When working with dictionaries in Python, this page says that the time complexity of iterating through the element of the dictionary is O(n), where n is the largest size the dictionary has been.

However, I don't think that there is an obvious way to iterate through the elements of a hash table. Can I assume good performance of dict.iteritems() when iterating through element of a hash table, without too much overhead?

Since dictionaries are used a lot in Python, I assume that this is implemented in some smart way. Still, I need to make sure.

回答1:

If you look at the notes on Python's dictionary source code, I think the relevant points are the following:

Those methods (iteration and key listing) loop over every potential entry

How many potential entries will there be, as a function of largest size (largest number of keys ever stored in that dictionary)? Look at the following two sections in the same document:

Maximum dictionary load in PyDict_SetItem. Currently set to 2/3

Growth rate upon hitting maximum load. Currently set to *2.

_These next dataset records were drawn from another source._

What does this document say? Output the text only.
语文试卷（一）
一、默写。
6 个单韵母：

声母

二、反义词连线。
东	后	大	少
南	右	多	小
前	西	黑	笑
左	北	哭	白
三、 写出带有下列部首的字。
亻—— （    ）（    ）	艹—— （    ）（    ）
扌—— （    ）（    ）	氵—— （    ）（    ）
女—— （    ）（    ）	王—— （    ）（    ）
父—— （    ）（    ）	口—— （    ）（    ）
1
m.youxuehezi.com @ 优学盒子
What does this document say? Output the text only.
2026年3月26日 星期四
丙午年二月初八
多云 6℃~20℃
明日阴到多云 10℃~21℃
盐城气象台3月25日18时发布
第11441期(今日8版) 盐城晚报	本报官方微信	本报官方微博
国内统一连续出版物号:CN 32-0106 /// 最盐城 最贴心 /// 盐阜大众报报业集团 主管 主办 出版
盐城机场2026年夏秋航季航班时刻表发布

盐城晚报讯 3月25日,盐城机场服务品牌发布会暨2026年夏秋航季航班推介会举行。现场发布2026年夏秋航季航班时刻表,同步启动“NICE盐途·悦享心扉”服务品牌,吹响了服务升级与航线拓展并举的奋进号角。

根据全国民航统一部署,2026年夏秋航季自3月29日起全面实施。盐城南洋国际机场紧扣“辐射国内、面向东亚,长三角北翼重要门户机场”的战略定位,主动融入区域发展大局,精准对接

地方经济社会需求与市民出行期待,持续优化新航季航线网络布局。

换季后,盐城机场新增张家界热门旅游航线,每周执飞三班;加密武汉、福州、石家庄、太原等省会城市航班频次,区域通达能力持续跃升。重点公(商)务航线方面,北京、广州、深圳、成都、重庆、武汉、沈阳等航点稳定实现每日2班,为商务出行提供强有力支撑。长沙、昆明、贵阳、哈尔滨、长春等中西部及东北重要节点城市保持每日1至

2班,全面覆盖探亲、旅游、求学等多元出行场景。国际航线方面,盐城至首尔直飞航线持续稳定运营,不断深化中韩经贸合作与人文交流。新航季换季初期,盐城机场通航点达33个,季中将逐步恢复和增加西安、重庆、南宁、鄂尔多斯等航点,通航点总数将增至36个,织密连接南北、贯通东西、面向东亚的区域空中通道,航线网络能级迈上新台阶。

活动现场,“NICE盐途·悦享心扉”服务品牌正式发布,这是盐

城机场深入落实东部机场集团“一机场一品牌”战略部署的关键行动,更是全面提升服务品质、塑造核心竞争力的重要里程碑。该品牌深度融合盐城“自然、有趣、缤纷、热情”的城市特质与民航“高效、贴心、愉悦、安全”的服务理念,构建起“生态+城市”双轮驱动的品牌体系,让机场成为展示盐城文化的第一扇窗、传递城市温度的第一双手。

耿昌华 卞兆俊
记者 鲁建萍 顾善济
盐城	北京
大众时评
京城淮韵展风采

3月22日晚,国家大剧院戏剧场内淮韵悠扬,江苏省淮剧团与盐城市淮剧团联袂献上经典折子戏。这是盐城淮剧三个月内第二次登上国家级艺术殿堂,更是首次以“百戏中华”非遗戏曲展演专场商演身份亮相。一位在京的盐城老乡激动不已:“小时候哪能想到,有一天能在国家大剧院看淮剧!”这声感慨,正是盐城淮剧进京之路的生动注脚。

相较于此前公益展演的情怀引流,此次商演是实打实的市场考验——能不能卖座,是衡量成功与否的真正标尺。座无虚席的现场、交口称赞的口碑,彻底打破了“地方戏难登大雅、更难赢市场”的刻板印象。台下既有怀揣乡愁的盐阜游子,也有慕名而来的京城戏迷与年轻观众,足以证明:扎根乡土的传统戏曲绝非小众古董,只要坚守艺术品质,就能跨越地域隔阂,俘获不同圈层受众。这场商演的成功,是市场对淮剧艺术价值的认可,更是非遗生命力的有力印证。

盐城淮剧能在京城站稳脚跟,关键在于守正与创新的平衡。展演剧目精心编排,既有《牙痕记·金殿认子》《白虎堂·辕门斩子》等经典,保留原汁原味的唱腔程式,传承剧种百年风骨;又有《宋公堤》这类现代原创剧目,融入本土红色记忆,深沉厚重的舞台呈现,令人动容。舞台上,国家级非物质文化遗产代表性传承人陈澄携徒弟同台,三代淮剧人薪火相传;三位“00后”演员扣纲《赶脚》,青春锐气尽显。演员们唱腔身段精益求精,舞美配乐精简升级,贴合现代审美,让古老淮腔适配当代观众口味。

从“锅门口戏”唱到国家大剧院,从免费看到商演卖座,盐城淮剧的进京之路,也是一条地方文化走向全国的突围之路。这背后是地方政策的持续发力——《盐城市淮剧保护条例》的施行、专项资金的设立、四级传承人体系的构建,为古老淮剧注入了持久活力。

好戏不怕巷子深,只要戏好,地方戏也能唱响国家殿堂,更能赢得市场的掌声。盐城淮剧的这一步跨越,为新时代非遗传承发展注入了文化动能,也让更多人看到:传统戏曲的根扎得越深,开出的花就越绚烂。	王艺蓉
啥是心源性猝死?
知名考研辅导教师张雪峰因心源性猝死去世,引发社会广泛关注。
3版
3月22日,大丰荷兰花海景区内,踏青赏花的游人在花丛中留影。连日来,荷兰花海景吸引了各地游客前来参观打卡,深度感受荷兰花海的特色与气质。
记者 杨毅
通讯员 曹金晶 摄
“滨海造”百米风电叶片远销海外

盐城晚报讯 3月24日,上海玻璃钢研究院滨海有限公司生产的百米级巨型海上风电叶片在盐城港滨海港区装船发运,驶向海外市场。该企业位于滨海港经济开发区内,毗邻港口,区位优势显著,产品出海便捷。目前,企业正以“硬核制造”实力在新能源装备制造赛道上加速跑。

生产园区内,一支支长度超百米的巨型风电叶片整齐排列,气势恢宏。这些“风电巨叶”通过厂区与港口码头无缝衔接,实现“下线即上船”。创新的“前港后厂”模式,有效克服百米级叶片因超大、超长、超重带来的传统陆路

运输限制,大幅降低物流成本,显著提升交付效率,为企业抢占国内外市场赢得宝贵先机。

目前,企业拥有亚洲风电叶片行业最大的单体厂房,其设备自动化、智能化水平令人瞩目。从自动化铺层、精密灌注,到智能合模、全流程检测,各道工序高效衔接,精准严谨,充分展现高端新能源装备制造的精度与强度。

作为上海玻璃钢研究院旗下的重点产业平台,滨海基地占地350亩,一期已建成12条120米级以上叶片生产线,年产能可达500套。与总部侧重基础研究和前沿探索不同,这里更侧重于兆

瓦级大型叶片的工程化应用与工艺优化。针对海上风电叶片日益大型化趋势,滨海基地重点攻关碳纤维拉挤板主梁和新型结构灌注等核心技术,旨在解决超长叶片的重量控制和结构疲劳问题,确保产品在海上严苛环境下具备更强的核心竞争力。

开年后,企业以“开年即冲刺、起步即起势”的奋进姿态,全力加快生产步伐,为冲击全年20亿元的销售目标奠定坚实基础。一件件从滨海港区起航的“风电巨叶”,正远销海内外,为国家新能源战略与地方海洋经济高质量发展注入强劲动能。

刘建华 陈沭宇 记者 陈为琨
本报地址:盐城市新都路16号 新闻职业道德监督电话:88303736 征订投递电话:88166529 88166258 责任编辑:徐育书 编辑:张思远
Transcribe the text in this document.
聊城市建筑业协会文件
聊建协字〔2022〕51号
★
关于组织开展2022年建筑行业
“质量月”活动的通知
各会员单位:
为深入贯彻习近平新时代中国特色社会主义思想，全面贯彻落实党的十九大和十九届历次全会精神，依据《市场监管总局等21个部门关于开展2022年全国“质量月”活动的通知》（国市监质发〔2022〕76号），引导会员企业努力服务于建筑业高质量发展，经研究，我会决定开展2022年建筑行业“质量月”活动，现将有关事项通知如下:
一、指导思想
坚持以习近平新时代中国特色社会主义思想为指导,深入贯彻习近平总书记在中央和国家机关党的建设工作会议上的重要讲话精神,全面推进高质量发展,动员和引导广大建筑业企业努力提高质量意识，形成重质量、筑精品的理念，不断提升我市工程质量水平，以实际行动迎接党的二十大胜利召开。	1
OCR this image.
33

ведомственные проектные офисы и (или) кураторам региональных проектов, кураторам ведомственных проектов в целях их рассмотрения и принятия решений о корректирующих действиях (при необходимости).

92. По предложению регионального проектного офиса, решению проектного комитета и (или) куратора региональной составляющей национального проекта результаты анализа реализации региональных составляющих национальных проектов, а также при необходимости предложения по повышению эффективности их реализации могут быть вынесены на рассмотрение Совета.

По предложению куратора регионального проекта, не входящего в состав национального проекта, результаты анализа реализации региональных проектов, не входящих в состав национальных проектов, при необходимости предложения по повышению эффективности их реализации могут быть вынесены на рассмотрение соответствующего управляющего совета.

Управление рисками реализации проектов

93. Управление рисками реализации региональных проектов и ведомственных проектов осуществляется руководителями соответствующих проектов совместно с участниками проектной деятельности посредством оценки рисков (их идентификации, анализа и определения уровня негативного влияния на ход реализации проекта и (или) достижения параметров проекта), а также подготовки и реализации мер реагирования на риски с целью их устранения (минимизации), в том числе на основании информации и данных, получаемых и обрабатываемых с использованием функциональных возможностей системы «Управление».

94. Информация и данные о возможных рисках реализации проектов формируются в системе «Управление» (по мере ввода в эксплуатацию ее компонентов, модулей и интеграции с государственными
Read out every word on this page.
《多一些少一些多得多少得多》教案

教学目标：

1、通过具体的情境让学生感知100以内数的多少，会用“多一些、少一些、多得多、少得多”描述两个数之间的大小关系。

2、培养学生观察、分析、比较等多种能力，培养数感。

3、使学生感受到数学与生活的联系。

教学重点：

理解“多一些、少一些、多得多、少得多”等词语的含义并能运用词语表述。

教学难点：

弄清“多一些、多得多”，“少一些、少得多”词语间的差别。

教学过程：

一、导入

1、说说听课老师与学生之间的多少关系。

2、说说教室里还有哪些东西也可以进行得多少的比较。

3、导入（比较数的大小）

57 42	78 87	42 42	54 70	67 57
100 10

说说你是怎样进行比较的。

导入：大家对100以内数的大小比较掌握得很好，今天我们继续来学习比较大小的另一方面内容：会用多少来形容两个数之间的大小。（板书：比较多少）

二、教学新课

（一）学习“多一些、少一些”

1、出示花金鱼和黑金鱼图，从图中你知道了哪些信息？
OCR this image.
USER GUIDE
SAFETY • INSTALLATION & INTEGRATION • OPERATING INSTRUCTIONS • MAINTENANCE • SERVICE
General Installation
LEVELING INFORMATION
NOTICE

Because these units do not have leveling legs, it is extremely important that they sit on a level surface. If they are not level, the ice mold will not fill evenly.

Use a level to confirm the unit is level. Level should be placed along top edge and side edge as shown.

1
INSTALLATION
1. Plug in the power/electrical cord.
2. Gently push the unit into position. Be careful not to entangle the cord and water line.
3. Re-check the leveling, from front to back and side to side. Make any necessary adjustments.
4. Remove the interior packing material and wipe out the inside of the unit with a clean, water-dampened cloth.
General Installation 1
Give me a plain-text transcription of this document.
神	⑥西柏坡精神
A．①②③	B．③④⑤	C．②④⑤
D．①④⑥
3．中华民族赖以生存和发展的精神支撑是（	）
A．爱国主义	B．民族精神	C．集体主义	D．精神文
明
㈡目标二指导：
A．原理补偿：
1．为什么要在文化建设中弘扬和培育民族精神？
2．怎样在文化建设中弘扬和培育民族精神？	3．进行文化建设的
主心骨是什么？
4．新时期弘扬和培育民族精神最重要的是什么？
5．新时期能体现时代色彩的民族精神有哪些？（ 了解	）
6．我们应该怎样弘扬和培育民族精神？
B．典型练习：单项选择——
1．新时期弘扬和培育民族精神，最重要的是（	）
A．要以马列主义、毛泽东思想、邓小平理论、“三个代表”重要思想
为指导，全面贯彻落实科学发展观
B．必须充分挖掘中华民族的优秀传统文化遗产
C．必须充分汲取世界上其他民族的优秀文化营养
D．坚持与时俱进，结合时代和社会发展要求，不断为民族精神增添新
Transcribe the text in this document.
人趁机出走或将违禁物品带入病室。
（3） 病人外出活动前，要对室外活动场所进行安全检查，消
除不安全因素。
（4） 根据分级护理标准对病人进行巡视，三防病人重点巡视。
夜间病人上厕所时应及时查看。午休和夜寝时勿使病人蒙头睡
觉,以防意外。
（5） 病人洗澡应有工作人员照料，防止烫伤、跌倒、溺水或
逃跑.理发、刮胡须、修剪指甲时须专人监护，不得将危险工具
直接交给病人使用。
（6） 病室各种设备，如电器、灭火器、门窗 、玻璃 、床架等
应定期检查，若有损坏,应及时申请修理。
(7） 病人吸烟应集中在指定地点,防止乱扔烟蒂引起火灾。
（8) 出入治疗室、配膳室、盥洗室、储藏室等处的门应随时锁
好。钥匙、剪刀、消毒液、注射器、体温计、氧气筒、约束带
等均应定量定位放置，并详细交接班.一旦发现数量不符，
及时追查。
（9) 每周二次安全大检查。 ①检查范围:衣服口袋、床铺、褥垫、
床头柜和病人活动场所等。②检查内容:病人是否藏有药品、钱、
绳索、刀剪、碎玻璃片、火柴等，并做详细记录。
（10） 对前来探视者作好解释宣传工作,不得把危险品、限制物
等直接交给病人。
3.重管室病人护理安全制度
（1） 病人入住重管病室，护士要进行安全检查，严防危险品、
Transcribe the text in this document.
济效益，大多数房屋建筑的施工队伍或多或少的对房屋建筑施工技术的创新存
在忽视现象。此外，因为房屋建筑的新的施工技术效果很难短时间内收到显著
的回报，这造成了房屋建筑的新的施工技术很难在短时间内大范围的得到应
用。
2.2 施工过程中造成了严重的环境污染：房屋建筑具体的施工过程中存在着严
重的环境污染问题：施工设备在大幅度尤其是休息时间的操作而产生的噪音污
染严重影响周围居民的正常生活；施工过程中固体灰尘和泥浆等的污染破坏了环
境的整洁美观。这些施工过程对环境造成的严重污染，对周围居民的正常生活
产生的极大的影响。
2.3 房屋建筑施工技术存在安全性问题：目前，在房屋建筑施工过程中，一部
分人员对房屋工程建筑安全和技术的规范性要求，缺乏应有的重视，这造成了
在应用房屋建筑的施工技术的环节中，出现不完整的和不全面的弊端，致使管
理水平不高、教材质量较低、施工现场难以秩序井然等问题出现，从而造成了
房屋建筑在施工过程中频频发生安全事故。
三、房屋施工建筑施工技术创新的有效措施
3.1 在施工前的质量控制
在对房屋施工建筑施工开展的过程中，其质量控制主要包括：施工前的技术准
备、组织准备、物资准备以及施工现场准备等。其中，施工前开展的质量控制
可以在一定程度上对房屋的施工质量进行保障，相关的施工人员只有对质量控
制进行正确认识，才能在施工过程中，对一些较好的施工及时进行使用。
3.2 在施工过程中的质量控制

This would suggest that the sparsity of a dictionary is going to be somewhere around 1/3~2/3 (unless growth rate is set to *4, then it's 1/6~2/3). So basically you're going to be checking upto 3 (or 6 if *4) potential entries for every key.

Of course, whether it's 3 entries or 1000, it's still O(n) but 3 seems like a pretty acceptable constant factor.

Incidentally here are the rest of the source & documentation, including that of the DictObject:

http://svn.python.org/projects/python/trunk/Objects/